Conceding that at law, and generally in equity, a claim of one of two joint obligors cannot be set off against the joint debt, it is well established that, where justice requires, and there is no adequate remedy at law, a court of equity under such circumstances will order a set-off, and a bill in equity to compel such set-off is a proper form of remedy.
It is only necessary to suggest two situations where equity may recognize a right of set-off of an individual debt against a joint debt: (1) Where the plaintiff is a nonresident; and (2) where the insolvency of the payee appears and an action is brought on a joint note by his receiver or trustee in bankruptcy. The ground of jurisdiction in equity in the first instance is that to deny a resident joint debtor a right of set-off of an individual claim against a nonresident plaintiff would compel him to seek redress against the nonresident in a foreign jurisdiction; and, in the second instance, it would permit the receiver of an insolvent party to recover his joint debt in full, while the insolvent estate would pay only a percentage on the individual claims of the joint debtors. The grounds of the equitable right of set-off were well set forth in Merrill v. Cape Ann Granite Co., 161 Mass. 212, 217, 36 N.E. 797, 23 L.R.A. 313; and were recognized in Cromwell v. Parsons, 219 Mass. 299, 301, 106 N.E. 1020; Smith v. Dickinson, 100 Wis. 574, 578, 76 N.W. 766; Piotrowski v. Czerwinski, 138 Wis. 396, 120 N.W. 268; 24 R.C.L. 843; Scott v. Armstrong, 146 U.S. 499, 507, 13 S. Ct. 48, 150, 36 L. Ed. 1059, in which last-cited case the court said: "Courts of equity frequently deviate from the strict rule of mutuality when the justice of the particular case requires it, and the ordinary rule is that, where the mutual obligations have grown out of the same transaction, insolvency on the one hand justifies the set-off of the debt due upon the other. Blount v. Windley, 95 U.S. 173, 177 [ 24 L. Ed. 424]."

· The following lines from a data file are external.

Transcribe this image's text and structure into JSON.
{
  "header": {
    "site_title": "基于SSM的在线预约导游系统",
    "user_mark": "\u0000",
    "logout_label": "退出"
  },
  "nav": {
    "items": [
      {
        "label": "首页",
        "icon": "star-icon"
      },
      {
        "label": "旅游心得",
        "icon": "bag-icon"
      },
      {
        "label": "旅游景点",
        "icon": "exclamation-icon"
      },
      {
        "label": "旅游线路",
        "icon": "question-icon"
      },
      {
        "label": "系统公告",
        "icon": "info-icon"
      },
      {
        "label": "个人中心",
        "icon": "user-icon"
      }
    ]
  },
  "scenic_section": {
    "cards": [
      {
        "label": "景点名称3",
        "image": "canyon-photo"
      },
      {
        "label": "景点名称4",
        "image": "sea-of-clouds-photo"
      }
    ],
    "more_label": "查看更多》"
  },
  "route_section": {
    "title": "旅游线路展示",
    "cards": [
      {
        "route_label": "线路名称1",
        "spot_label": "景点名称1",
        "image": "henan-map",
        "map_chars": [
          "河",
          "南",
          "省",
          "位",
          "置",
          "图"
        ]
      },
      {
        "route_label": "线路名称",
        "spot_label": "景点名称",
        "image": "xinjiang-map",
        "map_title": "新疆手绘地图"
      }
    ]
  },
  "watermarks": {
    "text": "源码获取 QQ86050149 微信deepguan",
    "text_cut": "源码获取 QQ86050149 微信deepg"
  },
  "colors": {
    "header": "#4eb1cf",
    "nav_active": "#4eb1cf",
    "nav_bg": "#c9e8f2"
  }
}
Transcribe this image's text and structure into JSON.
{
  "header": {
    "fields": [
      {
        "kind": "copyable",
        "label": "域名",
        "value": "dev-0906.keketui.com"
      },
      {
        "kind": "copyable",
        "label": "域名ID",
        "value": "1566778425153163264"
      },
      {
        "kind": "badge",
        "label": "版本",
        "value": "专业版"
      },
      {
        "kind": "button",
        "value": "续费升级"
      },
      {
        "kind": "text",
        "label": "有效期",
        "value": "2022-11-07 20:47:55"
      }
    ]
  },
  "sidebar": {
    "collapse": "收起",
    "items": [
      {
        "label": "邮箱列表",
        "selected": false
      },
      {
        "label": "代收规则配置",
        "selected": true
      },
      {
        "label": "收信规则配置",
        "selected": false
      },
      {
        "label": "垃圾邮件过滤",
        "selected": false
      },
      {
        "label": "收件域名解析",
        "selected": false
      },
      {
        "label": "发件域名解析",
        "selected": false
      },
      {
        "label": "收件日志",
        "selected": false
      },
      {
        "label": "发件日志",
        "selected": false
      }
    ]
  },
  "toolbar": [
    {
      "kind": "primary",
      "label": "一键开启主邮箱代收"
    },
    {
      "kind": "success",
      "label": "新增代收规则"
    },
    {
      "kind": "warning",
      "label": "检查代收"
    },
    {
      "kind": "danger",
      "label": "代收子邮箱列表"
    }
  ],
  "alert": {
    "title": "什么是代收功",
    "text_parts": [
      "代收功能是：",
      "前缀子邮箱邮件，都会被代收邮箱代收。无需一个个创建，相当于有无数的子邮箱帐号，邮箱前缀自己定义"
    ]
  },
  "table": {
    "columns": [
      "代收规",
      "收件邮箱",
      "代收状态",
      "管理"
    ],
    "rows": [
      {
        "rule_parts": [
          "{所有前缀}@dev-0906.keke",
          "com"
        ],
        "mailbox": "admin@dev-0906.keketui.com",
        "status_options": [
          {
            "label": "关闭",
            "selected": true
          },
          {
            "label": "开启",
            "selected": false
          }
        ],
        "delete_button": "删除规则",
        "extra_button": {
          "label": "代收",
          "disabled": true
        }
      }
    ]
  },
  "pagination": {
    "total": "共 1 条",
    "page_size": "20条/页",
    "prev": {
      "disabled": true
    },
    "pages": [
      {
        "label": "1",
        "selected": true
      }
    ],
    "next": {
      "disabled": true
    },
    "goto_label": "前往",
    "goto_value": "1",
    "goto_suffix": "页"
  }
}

It is urged that the provisions of the National Bank Act ( 12 USCA § 21 et seq.) entirely control the distribution of assets of insolvent national banks, and require an equal or ratable distribution of all such assets among the bank creditors, and this act militates against the allowance of an equitable set-off.
We do not think Congress intended by the National Bank Act to deprive depositors of the right of equitable set-off when justice requires it. The language of the court in Scott v. Armstrong, supra, in discussing this statute, is applicable to the situation here:
Page 510 of 146 U.S. 13 S. Ct. 148, 151: "Where a set-off is otherwise valid, it is not perceived how its allowance can be considered a preference, and it is clear that it is only the balance, if any, after the set-off is deducted, which can justly be held to form part of the assets of the insolvent. The requirement as to ratable dividends is to make them from what belongs to the bank, and that which at the time of the insolvency belongs of right to the debtor does not belong to the bank."
Page 511 of 146 U.S. 13 S. Ct. 148, 152: "The equity of equality among creditors is either found inapplicable to such set-offs or yields to their superior equity."
Under the circumstances of this case, we think that justice requires that so much of the deposit of the Bromley-Shepard Company, Inc., in the insolvent bank as was necessary to pay the joint note, should be set off against the corporate note of the Bromley-Shepard Company, Inc., though the note was also signed by the treasurer of the corporation as a comaker.
The decree of the District Court is affirmed, with costs.